• August 2012


    Brazil wants more foreign professionals – time to rethink outsourcing?

    Days ago an article by Reuters (http://goo.gl/uajjl) brought the issue about lack of available talent in Brazil. With heavy demand due to internal growth, the upcoming soccer World Cup and then the Olympics, Brazil is having trouble – and raising internal costs – to fulfill demands.

    It looks like a typical globalization issue. Shortage is not just enough people; it’s about the rightpeople. Brazil is the 6th largest economy in the world. Has seen great transformation and capabilities: you can fly a Brazilian made airplane, fill your car with gas coming from one of the most productive energy operators in the world, drink a refreshing beer by one of the largest breweries in the business or eat a hamburger backed with Brazilian money (yes, that’s Burger King). All that requires special talent. Global Talent.

    Brazil produces around 250.000 engineers a year. That’s almost the same quantity than in the US. But the “conversion” rate to productive, modern jobs is minimal. In fact, the article talks about the need for 20.000 more engineering candidates to fulfill demands. On top of that, more than 70.000 people migrated to Brazil last year.

    But we believe this is not just a people issue. This is about how you truly embrace Globalization.

    For example, if a company wants to service Brazil from outside, a big chunk, around 30% of the invoice will be kept in Brazil as withholding tax. This measure is clearly a protective measure to foster growth in the local industry and keeps away providers to serve Brazil from abroad in large numbers. As a comparison, the US keeps around 10%, so does Argentina or Uruguay. This causes an immediate raise in local prices, affects innovation processes and limits healthy competition.

    And on the other hand, Brazilian service providers are facing challenges to export services from their own country. Raising domestic currency (although now under adjustment), lack of people, lack of English capabilities and strong domestic competition for talent are making these companies rethink the way they operate.
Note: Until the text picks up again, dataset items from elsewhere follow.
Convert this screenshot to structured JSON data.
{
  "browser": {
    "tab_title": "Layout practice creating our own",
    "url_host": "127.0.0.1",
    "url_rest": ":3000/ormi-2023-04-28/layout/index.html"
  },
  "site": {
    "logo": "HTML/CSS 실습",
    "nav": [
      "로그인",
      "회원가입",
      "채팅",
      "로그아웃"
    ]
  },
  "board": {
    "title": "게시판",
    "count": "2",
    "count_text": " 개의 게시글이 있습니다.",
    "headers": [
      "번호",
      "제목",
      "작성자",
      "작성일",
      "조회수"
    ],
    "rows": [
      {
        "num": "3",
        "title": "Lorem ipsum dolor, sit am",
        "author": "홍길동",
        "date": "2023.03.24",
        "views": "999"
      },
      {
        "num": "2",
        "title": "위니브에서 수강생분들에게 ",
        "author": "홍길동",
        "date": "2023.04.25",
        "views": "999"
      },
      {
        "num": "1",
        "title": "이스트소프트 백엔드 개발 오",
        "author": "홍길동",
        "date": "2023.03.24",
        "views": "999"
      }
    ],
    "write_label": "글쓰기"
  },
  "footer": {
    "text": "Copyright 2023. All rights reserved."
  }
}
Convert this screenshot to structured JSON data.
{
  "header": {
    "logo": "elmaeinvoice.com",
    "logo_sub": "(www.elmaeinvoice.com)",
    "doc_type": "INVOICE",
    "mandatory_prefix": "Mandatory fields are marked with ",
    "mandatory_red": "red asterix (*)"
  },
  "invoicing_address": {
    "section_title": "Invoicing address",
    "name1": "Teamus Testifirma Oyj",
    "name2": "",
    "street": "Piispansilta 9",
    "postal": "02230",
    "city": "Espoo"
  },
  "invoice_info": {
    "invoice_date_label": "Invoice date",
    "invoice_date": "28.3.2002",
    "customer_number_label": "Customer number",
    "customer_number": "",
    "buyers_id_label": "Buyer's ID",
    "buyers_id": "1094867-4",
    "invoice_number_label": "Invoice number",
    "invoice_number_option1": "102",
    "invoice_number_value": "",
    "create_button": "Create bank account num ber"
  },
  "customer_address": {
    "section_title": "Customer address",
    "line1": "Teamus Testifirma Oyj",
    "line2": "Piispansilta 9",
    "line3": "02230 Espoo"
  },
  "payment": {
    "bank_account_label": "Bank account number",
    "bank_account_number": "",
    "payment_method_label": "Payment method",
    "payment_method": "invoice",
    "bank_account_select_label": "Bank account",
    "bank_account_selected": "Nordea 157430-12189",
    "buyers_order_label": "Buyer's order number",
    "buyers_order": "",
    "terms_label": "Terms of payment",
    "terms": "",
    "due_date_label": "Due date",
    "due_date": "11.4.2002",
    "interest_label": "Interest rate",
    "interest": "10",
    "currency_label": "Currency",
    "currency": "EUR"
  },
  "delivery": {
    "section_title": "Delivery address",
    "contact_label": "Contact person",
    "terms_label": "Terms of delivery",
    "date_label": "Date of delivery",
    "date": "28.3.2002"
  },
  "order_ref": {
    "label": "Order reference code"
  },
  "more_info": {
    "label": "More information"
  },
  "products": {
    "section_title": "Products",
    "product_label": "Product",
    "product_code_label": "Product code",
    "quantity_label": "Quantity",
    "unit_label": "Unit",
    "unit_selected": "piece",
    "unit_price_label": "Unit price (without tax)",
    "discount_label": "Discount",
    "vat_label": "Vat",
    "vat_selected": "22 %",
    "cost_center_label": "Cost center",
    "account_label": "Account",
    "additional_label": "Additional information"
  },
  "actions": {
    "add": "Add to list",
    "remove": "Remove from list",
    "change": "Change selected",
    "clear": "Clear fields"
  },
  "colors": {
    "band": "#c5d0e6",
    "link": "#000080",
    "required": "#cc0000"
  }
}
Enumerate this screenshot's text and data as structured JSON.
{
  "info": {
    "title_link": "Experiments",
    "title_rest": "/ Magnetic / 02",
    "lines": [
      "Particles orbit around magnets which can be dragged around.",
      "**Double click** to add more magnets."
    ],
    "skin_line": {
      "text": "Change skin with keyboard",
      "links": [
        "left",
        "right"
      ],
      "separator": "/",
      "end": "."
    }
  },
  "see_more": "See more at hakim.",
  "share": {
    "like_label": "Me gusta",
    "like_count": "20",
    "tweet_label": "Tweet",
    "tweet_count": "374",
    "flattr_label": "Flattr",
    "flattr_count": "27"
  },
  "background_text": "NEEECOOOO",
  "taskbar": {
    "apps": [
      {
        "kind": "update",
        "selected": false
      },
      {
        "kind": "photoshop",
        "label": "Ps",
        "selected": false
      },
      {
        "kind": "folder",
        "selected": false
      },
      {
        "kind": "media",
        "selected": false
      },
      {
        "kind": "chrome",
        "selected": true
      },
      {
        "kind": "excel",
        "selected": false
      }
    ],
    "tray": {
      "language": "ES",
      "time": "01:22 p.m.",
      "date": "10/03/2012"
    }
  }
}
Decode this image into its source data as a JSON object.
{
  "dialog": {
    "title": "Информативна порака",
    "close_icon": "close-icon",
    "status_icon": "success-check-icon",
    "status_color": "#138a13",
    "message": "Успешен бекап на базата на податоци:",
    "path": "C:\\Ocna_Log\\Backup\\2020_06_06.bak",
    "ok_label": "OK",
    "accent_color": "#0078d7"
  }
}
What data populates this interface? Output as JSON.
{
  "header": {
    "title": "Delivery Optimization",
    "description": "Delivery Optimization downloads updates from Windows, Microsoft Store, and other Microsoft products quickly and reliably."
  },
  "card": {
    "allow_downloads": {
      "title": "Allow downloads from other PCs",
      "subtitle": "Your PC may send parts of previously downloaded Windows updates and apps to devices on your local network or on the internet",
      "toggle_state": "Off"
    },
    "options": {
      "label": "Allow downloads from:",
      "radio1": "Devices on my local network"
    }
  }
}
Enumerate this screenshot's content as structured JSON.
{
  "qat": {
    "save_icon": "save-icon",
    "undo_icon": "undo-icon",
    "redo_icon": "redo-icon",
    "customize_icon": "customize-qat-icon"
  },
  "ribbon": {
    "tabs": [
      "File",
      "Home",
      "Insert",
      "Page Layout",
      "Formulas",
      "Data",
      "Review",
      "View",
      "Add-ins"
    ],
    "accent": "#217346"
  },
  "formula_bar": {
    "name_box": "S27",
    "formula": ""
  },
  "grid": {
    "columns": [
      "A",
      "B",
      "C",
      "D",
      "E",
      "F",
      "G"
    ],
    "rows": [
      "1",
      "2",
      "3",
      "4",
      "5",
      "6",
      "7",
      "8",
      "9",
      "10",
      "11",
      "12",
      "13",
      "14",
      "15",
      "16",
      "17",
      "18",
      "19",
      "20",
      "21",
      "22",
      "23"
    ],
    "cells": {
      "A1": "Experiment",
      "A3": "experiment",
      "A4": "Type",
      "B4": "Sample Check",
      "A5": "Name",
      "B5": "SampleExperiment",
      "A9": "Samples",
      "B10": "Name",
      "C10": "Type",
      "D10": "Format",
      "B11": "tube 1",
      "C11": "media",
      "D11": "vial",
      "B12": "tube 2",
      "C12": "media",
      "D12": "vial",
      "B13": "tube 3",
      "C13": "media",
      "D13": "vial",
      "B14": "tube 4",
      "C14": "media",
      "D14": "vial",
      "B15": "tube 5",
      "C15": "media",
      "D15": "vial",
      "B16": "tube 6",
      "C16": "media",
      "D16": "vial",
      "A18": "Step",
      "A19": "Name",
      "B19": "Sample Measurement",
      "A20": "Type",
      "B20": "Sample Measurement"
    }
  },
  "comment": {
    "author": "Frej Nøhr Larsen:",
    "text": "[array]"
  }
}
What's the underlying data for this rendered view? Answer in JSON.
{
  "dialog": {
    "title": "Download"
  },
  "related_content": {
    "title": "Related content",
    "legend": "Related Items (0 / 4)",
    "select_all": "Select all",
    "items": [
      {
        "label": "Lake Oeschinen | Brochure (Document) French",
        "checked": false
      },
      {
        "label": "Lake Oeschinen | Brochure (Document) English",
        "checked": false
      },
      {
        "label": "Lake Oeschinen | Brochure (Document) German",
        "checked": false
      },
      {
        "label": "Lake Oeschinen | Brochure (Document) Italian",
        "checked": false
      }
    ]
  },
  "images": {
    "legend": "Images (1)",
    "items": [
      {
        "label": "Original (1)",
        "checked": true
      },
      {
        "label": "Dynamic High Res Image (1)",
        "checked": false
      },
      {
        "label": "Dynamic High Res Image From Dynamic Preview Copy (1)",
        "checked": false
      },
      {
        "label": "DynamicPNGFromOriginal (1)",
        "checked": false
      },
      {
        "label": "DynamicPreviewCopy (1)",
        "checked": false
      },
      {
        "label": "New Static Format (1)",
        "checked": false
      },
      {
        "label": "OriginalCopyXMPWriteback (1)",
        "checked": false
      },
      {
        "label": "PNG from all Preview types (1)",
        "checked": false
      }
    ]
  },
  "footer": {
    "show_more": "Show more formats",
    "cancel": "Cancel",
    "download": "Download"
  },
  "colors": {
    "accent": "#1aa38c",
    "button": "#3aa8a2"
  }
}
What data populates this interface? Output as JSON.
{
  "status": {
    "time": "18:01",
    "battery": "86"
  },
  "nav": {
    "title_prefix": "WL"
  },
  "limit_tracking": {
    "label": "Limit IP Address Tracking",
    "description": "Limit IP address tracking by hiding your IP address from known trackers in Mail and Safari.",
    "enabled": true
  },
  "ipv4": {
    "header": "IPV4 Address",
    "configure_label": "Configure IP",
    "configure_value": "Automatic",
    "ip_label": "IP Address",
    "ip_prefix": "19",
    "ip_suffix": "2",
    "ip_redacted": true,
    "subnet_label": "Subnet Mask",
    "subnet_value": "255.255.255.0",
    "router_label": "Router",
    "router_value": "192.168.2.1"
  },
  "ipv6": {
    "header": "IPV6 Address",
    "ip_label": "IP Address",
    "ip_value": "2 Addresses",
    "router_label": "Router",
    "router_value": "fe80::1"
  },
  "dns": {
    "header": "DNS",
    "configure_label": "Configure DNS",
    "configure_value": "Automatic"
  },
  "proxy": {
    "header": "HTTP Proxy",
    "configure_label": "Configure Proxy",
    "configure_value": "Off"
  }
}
This is why you see the larger ones, Stefanini, CMP Braxis and others, tap into other countries to expand their delivery capabilities. But that is still not solving problems at home.

    We would like to see lower barriers to accept foreign services. We will also like to see larger amount of Brazilians learning English. If all that happens, not only Brazil will be cheaper and more competitive but it will also help the entire Latin America region to grow along.

    “Virtual Immigration” is something you can implement quickly. Reduce your withholding tax, move that to around 10% and see how global competition makes a more competitive Brazil. The world is ready to outsource Brazil.